Stephen Lewis, a former UN special envoy for Aids in Africa, said the TAC still has a vital role to play in improving these statistics. On 20 November, his foundation promised to match fund donations to TAC up to a total of $1m.

“It is a bitter irony to recognise that on World Aids Day, 1 December, the premier organisation in the fight against HIV/Aids is in desperate financial straits,” said Lewis, who has previously described the TAC as the “spiritual leader” of HIV activism.

“Without the TAC’s brilliant, principled, unswerving interventions, millions would have died, and millions would not now be in treatment. They took on a government in denial and forced it to completely reverse policy. If there’s any justice in this world, the international community of funders will fill the TAC’s coffers to overflowing.”

TAC’s secretary general, Anele Yawa, welcomed the pledge, and said the organisation would have to look beyond government funding to find new donors. “The fight against HIV and Aids, it does not only need governments. It needs a collective approach. So we need to rally around our cause and mobilise our communities,” he said.

Yawa added that for the TAC to be able to do its best work, it needed guaranteed funding for a three- to five-year period.

The cash injection from the Stephen Lewis Foundation will come too late to save dozens of jobs, as the organisation has already embarked on a programme to retrench staff and cut back on infrastructure.

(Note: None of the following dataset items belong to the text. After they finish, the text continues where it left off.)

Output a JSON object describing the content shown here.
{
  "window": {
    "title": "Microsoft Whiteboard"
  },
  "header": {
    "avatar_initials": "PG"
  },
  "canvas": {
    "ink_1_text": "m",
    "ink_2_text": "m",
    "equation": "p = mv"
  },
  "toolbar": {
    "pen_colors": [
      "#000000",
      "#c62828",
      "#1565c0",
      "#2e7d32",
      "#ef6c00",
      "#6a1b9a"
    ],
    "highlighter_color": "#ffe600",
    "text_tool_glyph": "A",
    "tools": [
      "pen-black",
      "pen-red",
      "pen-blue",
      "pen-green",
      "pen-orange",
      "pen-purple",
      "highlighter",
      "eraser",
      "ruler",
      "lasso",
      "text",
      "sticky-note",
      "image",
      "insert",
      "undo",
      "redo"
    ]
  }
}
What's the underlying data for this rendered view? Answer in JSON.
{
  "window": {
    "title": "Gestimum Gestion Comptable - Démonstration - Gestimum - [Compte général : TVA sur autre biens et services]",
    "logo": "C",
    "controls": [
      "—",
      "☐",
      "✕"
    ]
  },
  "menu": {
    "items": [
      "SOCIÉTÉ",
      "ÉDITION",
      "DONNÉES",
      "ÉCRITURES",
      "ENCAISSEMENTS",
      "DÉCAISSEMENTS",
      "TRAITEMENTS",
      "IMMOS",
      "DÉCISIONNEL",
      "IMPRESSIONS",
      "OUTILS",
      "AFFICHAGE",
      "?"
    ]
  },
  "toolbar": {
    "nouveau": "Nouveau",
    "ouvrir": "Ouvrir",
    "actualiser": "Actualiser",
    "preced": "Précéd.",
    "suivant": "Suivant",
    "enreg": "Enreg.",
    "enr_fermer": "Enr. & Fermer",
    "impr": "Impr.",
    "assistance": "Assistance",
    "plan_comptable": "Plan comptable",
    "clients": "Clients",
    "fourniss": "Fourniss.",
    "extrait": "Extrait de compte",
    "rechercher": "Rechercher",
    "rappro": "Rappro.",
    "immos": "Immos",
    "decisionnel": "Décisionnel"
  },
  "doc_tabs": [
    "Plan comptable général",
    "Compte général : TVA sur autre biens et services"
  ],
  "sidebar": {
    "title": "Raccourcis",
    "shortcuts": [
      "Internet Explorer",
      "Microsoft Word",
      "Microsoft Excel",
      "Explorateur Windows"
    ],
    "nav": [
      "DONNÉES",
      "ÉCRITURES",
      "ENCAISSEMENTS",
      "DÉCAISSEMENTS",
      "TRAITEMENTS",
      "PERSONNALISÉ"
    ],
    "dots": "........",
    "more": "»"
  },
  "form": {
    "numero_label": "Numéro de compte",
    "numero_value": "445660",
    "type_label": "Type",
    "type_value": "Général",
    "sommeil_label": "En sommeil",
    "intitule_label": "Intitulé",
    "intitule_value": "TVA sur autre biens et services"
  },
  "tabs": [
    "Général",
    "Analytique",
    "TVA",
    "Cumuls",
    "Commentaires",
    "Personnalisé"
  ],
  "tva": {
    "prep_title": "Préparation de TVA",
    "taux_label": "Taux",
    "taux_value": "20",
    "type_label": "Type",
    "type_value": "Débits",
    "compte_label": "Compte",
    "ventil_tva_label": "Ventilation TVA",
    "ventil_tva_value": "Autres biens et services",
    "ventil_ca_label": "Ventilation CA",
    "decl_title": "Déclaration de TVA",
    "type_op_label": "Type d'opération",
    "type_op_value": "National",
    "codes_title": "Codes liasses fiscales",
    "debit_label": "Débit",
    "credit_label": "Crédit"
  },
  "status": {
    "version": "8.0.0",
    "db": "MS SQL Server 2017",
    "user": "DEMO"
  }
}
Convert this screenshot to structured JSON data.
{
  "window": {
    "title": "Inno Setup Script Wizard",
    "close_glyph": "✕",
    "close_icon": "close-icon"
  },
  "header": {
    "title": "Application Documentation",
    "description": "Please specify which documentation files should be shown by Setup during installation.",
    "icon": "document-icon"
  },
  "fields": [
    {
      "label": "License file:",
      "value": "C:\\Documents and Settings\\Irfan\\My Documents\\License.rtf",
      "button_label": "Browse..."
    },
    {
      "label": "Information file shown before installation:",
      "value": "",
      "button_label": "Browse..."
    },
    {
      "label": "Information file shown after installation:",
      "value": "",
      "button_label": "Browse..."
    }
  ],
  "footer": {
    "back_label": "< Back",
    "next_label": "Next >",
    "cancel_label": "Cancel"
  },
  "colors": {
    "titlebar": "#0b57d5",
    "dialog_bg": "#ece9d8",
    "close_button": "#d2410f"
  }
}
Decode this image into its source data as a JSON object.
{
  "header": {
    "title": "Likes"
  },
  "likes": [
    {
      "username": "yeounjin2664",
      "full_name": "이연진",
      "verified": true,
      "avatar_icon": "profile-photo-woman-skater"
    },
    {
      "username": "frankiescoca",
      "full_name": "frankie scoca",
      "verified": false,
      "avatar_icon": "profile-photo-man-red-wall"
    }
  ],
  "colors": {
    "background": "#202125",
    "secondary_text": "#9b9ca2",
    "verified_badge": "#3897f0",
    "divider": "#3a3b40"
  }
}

In November 2014, the UK’s Department for International Development withdrew funding worth more than R8 million (£370,000) from the TAC. “The TAC has done important advocacy work for people living with HIV, but the ending of UK support will not reduce South Africans’ access to treatment,” said a spokesperson at the time. “South Africa has made enormous economic progress over the past two decades and it is right that our relationship had changed from one of aid to one of mutual co-operation and trade.”